Among them, the so-called “settlement systems” consist of technological infrastructure, rules, and processes that enable the exchange of financial assets or securities between different parties. These systems are like the neural networks that allow modern economies to operate smoothly. Without them, people could not buy, sell, borrow or invest in seamless and secure ways.
Central banks typically oversee and operate these systems, ensuring that transactions are settled in a safe and orderly manner. These institutions are under constant pressure to modernize and upgrade their settlement infrastructure to ensure compatibility with evolving international standards, fast-changing e-commerce protocols and innovations such as cryptocurrencies and digital payment platforms.
To help central banks in Latin America and the Caribbean to stay ahead of these challenges, the Bank for International Settlements and the Inter-American Development Bank recently signed an agreement to support the modernization of the region’s financial system and foster greater financial inclusion. Within this collaboration, the first project is to develop a Fully Scalable Settlement Engine (FuSSE) to serve as a back-end system that can enable multiple infrastructure implementations, from payments and securities settlement systems to digital currency architectures.

What are the innovative aspects in the design and implementation of the FuSSE?
1. FuSSE will offer a “common language” for Central Banks in the form of basic technical building blocks, offering a reference framework that reduces the frictions associated with building systems collaboratively.

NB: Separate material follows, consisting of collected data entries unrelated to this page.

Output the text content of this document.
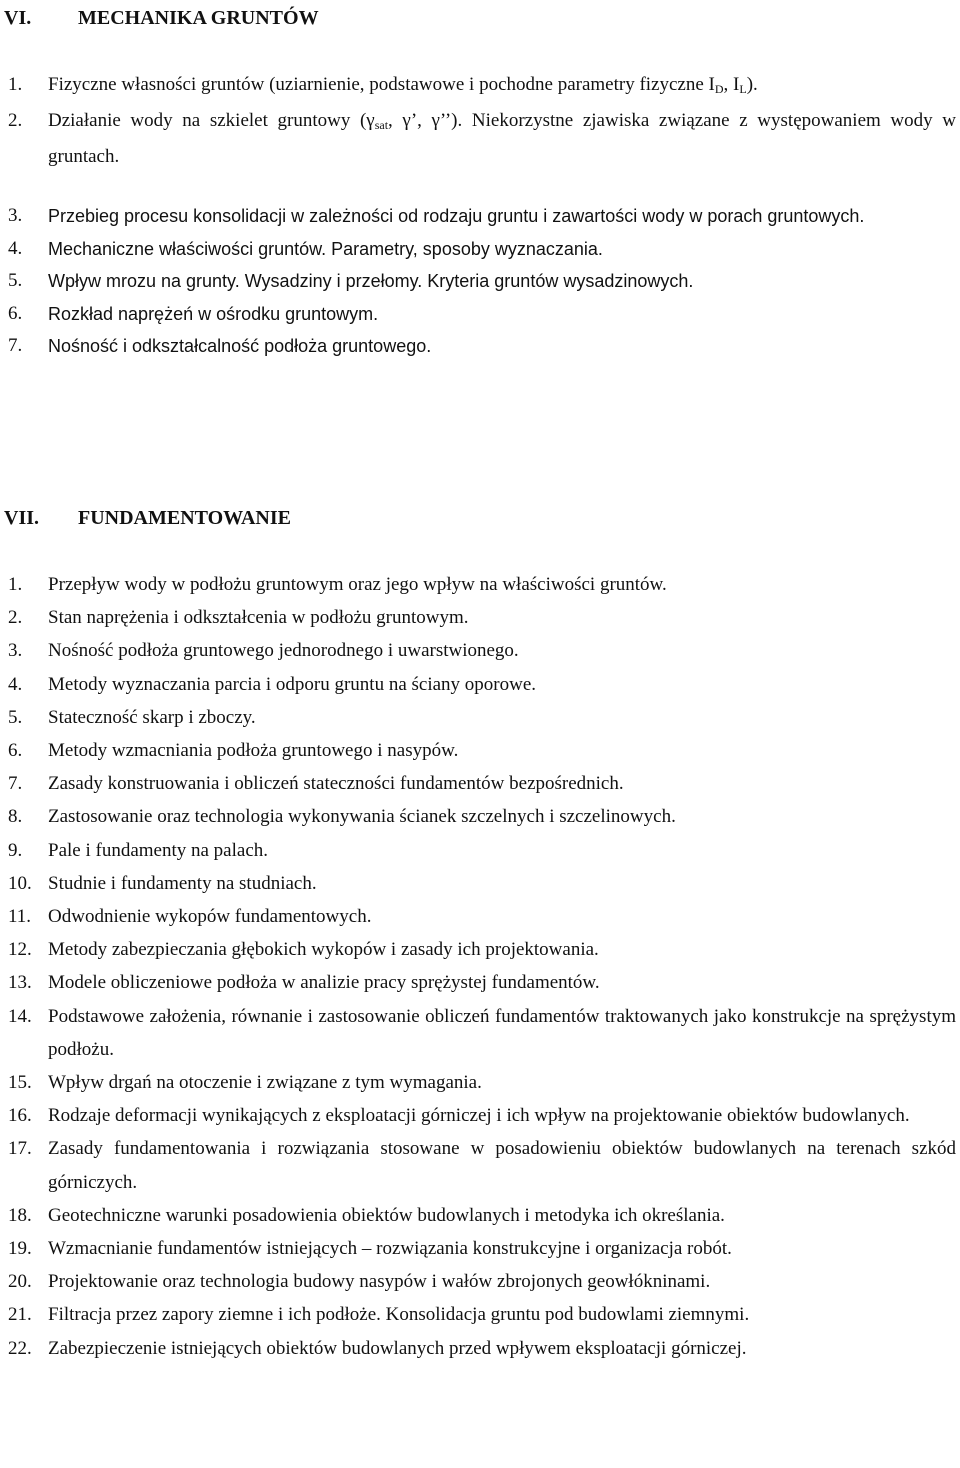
VI. MECHANIKA GRUNTÓW
1.	Fizyczne własności gruntów (uziarnienie, podstawowe i pochodne parametry fizyczne $I_D$, $I_L$).
2.	Działanie wody na szkielet gruntowy ($\gamma_{sat}$, γ’, γ’’). Niekorzystne zjawiska związane z występowaniem wody w gruntach.
3.	Przebieg procesu konsolidacji w zależności od rodzaju gruntu i zawartości wody w porach gruntowych.
4.	Mechaniczne właściwości gruntów. Parametry, sposoby wyznaczania.
5.	Wpływ mrozu na grunty. Wysadziny i przełomy. Kryteria gruntów wysadzinowych.
6.	Rozkład naprężeń w ośrodku gruntowym.
7.	Nośność i odkształcalność podłoża gruntowego.
VII. FUNDAMENTOWANIE
1.	Przepływ wody w podłożu gruntowym oraz jego wpływ na właściwości gruntów.
2.	Stan naprężenia i odkształcenia w podłożu gruntowym.
3.	Nośność podłoża gruntowego jednorodnego i uwarstwionego.
4.	Metody wyznaczania parcia i odporu gruntu na ściany oporowe.
5.	Stateczność skarp i zboczy.
6.	Metody wzmacniania podłoża gruntowego i nasypów.
7.	Zasady konstruowania i obliczeń stateczności fundamentów bezpośrednich.
8.	Zastosowanie oraz technologia wykonywania ścianek szczelnych i szczelinowych.
9.	Pale i fundamenty na palach.
10. Studnie i fundamenty na studniach.
11. Odwodnienie wykopów fundamentowych.
12. Metody zabezpieczania głębokich wykopów i zasady ich projektowania.
13. Modele obliczeniowe podłoża w analizie pracy sprężystej fundamentów.
14. Podstawowe założenia, równanie i zastosowanie obliczeń fundamentów traktowanych jako konstrukcje na sprężystym podłożu.
15. Wpływ drgań na otoczenie i związane z tym wymagania.
16. Rodzaje deformacji wynikających z eksploatacji górniczej i ich wpływ na projektowanie obiektów budowlanych.
17. Zasady fundamentowania i rozwiązania stosowane w posadowieniu obiektów budowlanych na terenach szkód górniczych.
18. Geotechniczne warunki posadowienia obiektów budowlanych i metodyka ich określania.
19. Wzmacnianie fundamentów istniejących – rozwiązania konstrukcyjne i organizacja robót.
20. Projektowanie oraz technologia budowy nasypów i wałów zbrojonych geowłókninami.
21. Filtracja przez zapory ziemne i ich podłoże. Konsolidacja gruntu pod budowlami ziemnymi.
22. Zabezpieczenie istniejących obiektów budowlanych przed wpływem eksploatacji górniczej.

By using a modular and iterative approach, FuSSE will produce timely and tailored functionality and allow for multiple feedback opportunities. FuSSE is a large-scale project composed of smaller modules with scalability features and higher operational efficiency if compared to traditional infrastructures. This modular architecture allows for flexibility in implementation, as countries can choose to use different modules for their specific needs. While one country may implement the full settlement functionality, another may just want to use the cryptographic capabilities. This flexibility gives FuSSE a more comprehensive range of potential applications.
2. FuSSE will deploy continuous capacity building as the project evolves, including regular workshops and training sessions for interested parties.

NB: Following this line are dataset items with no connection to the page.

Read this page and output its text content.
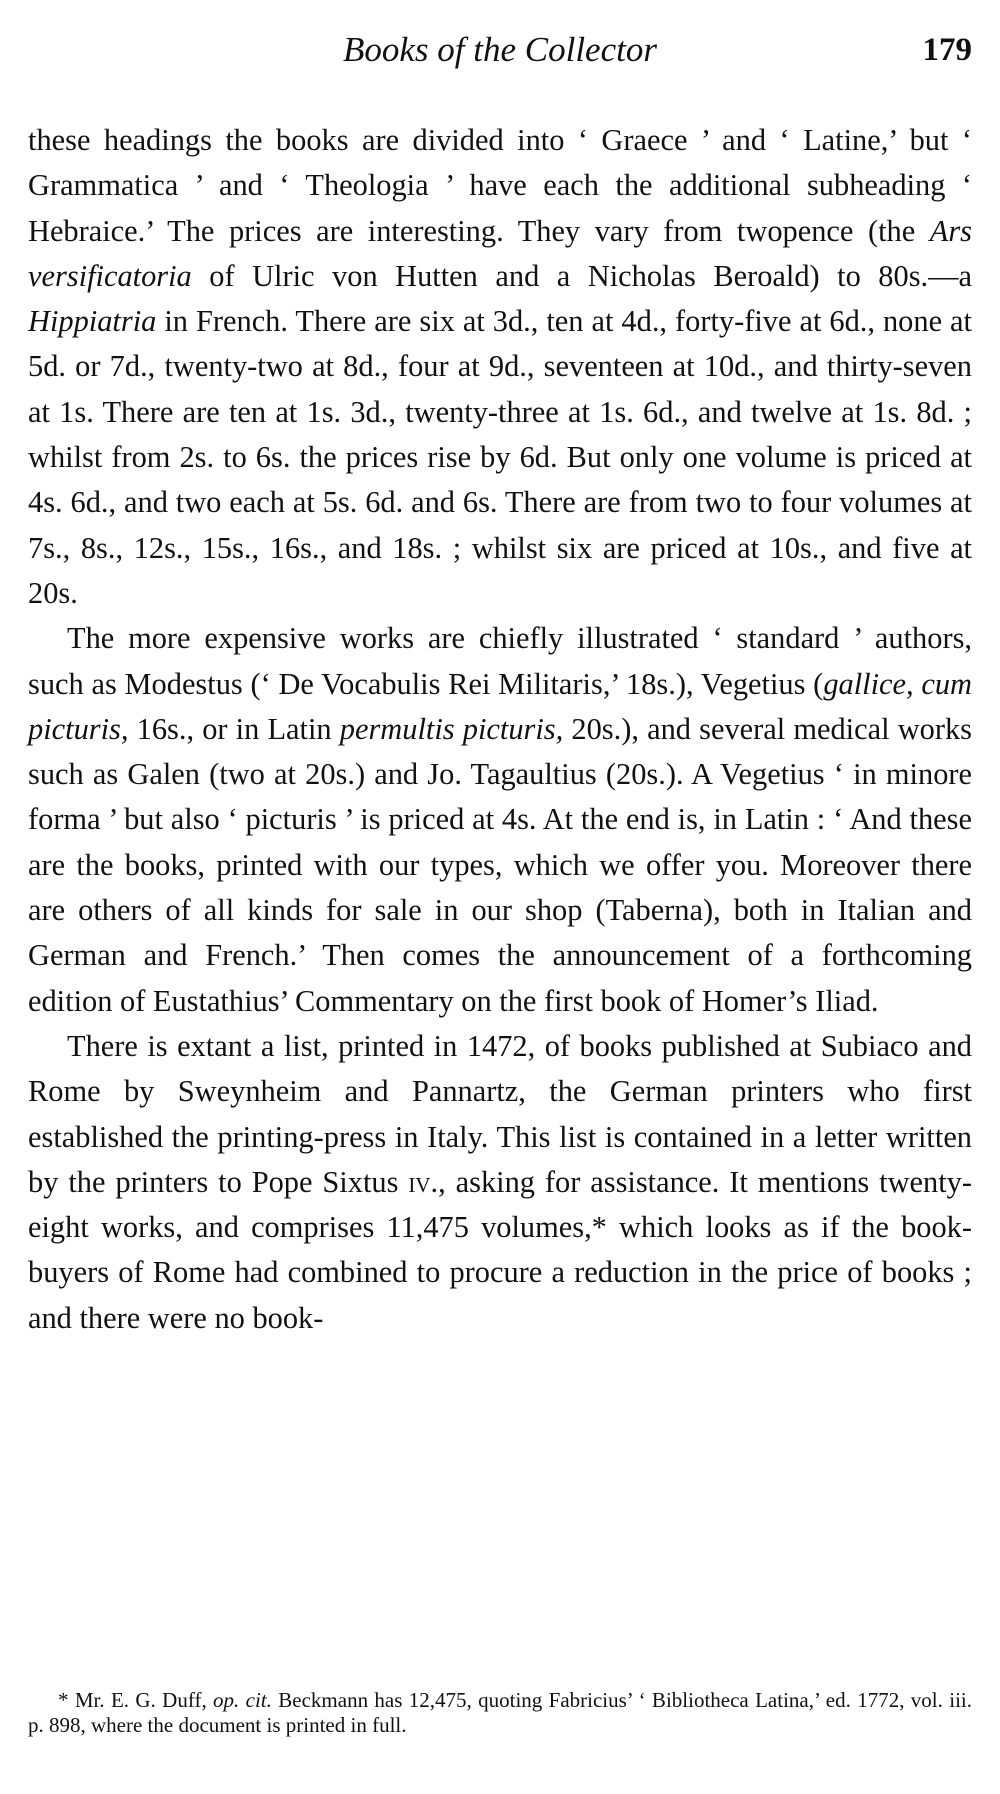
Books of the Collector	179

these headings the books are divided into ‘ Graece ’ and ‘ Latine,’ but ‘ Grammatica ’ and ‘ Theologia ’ have each the additional subheading ‘ Hebraice.’ The prices are interesting. They vary from twopence (the Ars versificatoria of Ulric von Hutten and a Nicholas Beroald) to 80s.—a Hippiatria in French. There are six at 3d., ten at 4d., forty-five at 6d., none at 5d. or 7d., twenty-two at 8d., four at 9d., seventeen at 10d., and thirty-seven at 1s. There are ten at 1s. 3d., twenty-three at 1s. 6d., and twelve at 1s. 8d. ; whilst from 2s. to 6s. the prices rise by 6d. But only one volume is priced at 4s. 6d., and two each at 5s. 6d. and 6s. There are from two to four volumes at 7s., 8s., 12s., 15s., 16s., and 18s. ; whilst six are priced at 10s., and five at 20s.

The more expensive works are chiefly illustrated ‘ standard ’ authors, such as Modestus (‘ De Vocabulis Rei Militaris,’ 18s.), Vegetius (gallice, cum picturis, 16s., or in Latin permultis picturis, 20s.), and several medical works such as Galen (two at 20s.) and Jo. Tagaultius (20s.). A Vegetius ‘ in minore forma ’ but also ‘ picturis ’ is priced at 4s. At the end is, in Latin : ‘ And these are the books, printed with our types, which we offer you. Moreover there are others of all kinds for sale in our shop (Taberna), both in Italian and German and French.’ Then comes the announcement of a forthcoming edition of Eustathius’ Commentary on the first book of Homer’s Iliad.

There is extant a list, printed in 1472, of books published at Subiaco and Rome by Sweynheim and Pannartz, the German printers who first established the printing-press in Italy. This list is contained in a letter written by the printers to Pope Sixtus iv., asking for assistance. It mentions twenty-eight works, and comprises 11,475 volumes,* which looks as if the book-buyers of Rome had combined to procure a reduction in the price of books ; and there were no book-

* Mr. E. G. Duff, op. cit. Beckmann has 12,475, quoting Fabricius’ ‘ Bibliotheca Latina,’ ed. 1772, vol. iii. p. 898, where the document is printed in full.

Through the BIS – IDB agreement, representatives from participating institutions will have multiple opportunities to “learn by doing” through both structured and unstructured training sessions and workshops on the technologies used in the project, and through the creation of a community of users with frequent engagement.
3. The FuSSE project will aim to become self-sustaining over time, by assembling a community of beneficiary institutions that will contribute to the evolution of the product in an open-source context.

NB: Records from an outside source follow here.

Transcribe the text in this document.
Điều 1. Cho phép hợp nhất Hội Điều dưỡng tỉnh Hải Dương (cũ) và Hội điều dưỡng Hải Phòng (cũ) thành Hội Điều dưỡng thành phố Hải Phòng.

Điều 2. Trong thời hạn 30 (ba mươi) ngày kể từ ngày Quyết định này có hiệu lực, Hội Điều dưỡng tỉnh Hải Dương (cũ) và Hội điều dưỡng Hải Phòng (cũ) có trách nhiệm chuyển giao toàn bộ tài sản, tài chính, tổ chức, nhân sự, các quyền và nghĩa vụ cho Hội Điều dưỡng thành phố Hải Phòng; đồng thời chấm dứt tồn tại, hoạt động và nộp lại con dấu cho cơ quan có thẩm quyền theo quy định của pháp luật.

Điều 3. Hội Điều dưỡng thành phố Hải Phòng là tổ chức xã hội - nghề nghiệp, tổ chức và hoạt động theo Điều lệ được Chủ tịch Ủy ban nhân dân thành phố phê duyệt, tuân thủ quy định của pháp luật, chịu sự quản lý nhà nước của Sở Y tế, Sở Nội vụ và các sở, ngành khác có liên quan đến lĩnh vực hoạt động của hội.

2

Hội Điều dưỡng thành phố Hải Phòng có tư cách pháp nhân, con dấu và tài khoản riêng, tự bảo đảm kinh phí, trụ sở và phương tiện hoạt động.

The product will be made available to interested institutions in an environment allowing for joint development and collaboration, with a view to fostering a community of institutions and individuals that have the skills to maintain and develop additional functionality according to the evolution of technology and changes in demand.
In this way, FuSSE will enable the perpetual finetuning and adaptation of the open-source code depending on the needs of different countries. While each will advance at their own pace, all will be speaking the same language and accessing the same modular building blocks and technology. FuSSE will be a truly regional—and potentially global—public good, with tremendous potential for the harmonization of standards across processes and outcomes.